斉藤は躊躇する事なく、フェンスをほいほいと軽快な動きでよじ登り、ついにてっぺんに辿り着いた。
「馬鹿な事は辞めて!!」
驚愕を露にした紅葉の声が響く。
斉藤はフェンスをまたがり、柵の外側に飛び降り、わずかな幅しかない床に着地した。
「きゃー!!」
女子の悲鳴が上がり、周りに極度の緊張が走る。
「戻れ! 戻れ!」
駆け付けた教員達がフェンス越しに焦りの声を上げるが、斉藤はそれには意を介さず澱んだ目で、地上を見下ろした。
「五階って、案外高いんだね」
斉藤はスリルを楽しんでいるのか、微笑みながらつぶやいた。
「斉藤君……本当に変よね。
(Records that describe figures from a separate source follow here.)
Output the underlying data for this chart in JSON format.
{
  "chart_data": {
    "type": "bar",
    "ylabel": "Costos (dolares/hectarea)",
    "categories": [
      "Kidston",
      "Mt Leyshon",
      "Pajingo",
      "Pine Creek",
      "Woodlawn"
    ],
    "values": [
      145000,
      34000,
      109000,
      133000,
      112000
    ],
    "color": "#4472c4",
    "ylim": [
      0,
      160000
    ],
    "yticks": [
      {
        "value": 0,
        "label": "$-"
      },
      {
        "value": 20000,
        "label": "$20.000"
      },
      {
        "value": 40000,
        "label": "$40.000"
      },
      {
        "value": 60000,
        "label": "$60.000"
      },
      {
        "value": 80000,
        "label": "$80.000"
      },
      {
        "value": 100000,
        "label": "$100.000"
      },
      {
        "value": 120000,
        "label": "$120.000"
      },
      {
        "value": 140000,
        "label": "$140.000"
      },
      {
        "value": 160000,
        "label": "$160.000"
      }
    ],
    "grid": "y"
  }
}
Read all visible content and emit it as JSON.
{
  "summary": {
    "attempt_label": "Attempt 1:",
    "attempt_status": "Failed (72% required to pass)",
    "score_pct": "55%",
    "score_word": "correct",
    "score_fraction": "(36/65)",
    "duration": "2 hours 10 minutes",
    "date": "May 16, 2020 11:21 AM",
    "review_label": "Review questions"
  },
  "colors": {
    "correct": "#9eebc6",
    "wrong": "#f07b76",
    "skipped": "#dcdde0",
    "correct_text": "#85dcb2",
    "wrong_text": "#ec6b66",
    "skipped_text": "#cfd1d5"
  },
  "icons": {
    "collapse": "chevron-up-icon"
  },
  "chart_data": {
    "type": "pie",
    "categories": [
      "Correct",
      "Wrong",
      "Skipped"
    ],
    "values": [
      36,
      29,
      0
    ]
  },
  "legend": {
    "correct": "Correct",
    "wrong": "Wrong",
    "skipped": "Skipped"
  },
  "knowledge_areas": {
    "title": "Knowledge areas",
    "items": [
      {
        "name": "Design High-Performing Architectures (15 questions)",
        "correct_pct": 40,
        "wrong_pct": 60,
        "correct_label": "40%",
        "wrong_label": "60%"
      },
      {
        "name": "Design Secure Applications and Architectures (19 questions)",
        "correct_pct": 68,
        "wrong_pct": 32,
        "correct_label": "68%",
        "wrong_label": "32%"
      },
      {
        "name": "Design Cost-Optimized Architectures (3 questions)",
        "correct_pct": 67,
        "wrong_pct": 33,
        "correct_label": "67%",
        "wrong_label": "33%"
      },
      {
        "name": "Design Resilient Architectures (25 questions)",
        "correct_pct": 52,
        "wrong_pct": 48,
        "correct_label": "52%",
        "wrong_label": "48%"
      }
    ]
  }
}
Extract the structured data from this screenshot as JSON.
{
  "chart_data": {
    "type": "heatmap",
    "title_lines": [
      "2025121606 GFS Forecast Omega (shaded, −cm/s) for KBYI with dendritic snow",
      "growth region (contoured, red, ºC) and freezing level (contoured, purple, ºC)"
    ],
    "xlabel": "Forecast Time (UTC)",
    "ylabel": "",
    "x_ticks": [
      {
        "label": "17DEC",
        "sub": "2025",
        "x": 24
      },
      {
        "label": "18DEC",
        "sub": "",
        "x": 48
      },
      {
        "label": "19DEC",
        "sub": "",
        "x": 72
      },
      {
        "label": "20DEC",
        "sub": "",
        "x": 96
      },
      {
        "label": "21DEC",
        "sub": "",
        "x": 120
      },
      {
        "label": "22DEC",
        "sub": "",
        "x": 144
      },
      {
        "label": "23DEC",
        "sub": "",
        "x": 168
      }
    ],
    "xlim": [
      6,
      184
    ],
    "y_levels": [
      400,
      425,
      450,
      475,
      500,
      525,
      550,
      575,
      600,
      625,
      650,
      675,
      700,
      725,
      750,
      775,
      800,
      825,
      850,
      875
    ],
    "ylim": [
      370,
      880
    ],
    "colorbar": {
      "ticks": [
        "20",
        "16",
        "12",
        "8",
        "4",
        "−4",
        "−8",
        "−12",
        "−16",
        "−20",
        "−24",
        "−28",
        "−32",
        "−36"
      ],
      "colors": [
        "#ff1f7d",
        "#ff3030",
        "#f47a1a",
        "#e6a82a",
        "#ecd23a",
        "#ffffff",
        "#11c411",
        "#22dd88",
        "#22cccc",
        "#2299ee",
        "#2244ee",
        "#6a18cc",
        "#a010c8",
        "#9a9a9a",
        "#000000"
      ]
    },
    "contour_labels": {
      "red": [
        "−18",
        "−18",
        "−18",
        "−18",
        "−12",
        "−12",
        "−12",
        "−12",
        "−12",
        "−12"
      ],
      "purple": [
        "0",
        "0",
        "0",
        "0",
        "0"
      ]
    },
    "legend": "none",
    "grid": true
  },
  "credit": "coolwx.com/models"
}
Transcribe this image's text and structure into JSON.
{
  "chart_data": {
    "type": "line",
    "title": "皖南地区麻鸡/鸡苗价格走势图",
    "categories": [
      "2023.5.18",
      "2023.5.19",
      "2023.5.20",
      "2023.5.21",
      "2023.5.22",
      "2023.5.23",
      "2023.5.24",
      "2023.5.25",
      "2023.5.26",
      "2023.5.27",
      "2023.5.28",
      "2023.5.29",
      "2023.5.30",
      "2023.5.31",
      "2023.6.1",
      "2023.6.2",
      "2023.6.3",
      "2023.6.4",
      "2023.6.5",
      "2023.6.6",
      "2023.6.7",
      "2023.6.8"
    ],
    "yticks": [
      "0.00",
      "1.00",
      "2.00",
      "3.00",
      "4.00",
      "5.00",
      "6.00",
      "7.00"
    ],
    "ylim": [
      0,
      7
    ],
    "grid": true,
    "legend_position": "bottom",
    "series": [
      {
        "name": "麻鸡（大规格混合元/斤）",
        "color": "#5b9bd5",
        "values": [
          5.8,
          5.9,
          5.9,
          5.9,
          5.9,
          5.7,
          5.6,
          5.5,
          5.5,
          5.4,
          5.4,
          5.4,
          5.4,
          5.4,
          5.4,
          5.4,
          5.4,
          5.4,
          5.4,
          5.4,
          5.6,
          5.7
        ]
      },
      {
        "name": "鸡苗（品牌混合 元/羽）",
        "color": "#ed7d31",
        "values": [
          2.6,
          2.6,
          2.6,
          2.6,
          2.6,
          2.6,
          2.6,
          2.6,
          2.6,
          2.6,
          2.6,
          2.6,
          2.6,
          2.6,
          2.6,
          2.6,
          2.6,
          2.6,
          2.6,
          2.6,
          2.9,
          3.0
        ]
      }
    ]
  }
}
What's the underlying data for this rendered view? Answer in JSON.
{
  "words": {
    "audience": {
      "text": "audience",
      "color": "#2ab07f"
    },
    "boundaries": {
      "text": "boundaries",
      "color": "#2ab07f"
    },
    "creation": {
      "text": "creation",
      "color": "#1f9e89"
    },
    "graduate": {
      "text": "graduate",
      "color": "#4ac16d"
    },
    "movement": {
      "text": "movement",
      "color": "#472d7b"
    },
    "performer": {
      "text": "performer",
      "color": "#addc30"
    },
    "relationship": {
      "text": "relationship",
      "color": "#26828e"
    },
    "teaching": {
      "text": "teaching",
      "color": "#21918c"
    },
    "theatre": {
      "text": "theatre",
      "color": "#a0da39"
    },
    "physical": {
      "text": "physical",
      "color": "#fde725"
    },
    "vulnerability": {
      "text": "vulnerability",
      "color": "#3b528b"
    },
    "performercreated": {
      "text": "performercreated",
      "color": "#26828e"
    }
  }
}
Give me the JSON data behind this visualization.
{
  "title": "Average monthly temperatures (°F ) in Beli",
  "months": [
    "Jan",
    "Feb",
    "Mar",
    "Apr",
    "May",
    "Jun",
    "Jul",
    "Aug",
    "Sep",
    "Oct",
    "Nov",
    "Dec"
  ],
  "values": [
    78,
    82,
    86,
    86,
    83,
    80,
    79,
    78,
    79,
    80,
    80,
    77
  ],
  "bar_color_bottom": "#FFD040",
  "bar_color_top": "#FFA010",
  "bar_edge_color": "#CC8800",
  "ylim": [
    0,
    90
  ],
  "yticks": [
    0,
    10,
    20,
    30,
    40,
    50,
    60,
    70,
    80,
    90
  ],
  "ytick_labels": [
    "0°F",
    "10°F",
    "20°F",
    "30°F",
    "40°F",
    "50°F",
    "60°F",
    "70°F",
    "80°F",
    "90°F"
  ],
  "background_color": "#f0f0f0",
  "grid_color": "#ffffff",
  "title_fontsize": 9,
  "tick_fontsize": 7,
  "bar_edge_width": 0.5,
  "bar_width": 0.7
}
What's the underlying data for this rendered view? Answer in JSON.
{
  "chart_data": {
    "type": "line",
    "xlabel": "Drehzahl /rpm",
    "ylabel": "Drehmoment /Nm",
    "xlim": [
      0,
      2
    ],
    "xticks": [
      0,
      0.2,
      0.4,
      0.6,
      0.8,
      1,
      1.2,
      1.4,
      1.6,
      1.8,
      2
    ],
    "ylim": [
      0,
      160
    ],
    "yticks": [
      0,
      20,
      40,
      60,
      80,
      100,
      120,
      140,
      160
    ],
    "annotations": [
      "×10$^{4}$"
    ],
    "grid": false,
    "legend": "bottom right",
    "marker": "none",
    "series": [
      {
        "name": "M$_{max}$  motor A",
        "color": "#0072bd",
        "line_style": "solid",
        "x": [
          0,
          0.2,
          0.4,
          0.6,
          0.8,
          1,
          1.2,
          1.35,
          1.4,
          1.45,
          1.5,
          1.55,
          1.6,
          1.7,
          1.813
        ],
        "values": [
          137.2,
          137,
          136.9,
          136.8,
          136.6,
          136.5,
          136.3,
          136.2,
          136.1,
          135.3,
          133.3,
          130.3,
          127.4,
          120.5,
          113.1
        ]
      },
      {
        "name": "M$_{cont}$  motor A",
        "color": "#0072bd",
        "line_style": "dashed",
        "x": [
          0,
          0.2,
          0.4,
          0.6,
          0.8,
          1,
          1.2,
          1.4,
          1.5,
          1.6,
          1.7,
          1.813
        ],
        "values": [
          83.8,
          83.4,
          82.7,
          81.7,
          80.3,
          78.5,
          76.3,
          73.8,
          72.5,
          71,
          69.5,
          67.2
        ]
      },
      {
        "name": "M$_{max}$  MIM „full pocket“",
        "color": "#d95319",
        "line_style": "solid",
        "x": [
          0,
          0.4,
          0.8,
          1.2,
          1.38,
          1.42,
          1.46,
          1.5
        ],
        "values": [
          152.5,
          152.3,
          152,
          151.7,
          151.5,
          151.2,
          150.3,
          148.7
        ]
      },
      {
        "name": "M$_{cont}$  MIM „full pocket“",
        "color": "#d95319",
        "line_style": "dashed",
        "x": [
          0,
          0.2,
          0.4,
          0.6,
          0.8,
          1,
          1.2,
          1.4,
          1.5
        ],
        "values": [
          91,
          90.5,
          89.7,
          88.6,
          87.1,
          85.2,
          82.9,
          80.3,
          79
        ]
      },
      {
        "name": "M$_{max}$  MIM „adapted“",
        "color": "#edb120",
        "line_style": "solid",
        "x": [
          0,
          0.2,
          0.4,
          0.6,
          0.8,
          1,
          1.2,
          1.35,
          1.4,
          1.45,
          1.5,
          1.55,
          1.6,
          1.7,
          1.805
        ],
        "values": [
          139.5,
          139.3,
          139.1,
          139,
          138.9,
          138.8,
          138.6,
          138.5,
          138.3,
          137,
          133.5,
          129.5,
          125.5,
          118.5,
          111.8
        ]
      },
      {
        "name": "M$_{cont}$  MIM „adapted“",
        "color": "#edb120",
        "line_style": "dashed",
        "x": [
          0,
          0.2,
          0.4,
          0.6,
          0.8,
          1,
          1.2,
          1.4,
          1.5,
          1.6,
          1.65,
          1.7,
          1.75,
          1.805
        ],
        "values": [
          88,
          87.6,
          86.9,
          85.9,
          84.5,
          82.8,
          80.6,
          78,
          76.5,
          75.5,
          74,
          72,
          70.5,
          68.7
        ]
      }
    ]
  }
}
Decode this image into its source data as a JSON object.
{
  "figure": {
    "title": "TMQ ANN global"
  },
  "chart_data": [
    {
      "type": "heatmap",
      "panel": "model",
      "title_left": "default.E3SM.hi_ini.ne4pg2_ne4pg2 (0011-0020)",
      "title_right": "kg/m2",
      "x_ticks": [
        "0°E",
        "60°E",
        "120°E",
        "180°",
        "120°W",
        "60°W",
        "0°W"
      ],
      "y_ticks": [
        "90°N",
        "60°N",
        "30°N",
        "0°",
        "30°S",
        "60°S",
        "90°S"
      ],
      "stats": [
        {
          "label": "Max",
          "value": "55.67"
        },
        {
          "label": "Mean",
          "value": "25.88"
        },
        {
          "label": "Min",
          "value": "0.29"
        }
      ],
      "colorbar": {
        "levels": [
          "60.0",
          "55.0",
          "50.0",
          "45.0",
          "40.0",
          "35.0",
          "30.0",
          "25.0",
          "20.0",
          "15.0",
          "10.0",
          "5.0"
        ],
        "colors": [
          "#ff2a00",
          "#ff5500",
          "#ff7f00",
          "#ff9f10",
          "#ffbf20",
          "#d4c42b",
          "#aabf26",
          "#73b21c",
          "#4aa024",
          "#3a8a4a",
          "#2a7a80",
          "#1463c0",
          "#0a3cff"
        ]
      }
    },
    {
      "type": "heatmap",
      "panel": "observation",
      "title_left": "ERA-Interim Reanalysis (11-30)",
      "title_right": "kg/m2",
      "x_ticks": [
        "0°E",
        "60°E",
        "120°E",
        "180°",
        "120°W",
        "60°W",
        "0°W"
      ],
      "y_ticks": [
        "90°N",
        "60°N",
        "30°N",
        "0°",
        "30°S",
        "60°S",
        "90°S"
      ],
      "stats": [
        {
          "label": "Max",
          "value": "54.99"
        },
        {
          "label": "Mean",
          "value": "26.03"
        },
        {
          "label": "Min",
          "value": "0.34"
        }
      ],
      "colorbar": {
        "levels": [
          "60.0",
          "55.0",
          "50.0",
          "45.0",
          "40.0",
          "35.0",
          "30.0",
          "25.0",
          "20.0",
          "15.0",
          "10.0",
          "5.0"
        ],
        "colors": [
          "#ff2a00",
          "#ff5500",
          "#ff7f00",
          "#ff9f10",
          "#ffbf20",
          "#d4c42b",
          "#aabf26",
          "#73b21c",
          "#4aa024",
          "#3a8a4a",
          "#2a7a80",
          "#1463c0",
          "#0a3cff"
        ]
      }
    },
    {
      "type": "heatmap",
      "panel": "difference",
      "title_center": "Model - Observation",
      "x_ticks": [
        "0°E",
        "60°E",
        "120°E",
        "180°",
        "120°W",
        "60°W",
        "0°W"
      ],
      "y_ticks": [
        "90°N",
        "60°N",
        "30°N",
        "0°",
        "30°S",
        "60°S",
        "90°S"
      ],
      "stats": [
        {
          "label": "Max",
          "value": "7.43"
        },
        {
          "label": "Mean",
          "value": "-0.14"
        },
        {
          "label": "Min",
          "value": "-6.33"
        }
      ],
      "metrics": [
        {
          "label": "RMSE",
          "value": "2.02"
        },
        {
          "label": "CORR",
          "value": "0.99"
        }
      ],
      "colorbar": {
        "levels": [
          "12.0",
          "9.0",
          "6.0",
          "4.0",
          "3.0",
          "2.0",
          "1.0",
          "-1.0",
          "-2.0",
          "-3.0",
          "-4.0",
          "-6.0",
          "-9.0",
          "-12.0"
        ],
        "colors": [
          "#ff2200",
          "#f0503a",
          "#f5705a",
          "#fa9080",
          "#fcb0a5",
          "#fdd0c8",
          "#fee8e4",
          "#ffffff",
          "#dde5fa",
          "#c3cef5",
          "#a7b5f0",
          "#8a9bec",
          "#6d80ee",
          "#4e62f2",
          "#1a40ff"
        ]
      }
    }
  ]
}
ヤケクソなのか、それとも落下しても大丈夫っていう絶対的な自信があるのか」
清姫が唇に指をあてがい、疑問を口にした。
「斉藤君……もしかして、鬼人?」
「え?」
百鬼の言葉に清姫が反応する。
その瞬間だった。
斉藤が水泳の飛び込み台から水中へ落下するようなポーズで、勢いよく飛び降りた。
「うわぁぁぁぁ!!」
「あいつ、本当にやりやがった!!」
「キャー!!」
絶望の声が屋上全体に鳴り響いた。
斉藤はグラウンド隅に置かれた花壇の上に落下し、その衝撃で身体がダミー人形のように力なく宙を跳ね上がり、地面に叩きつけられると、うつ伏せの状態になった。
屋上は時が止まったように一瞬の静寂に包まれた。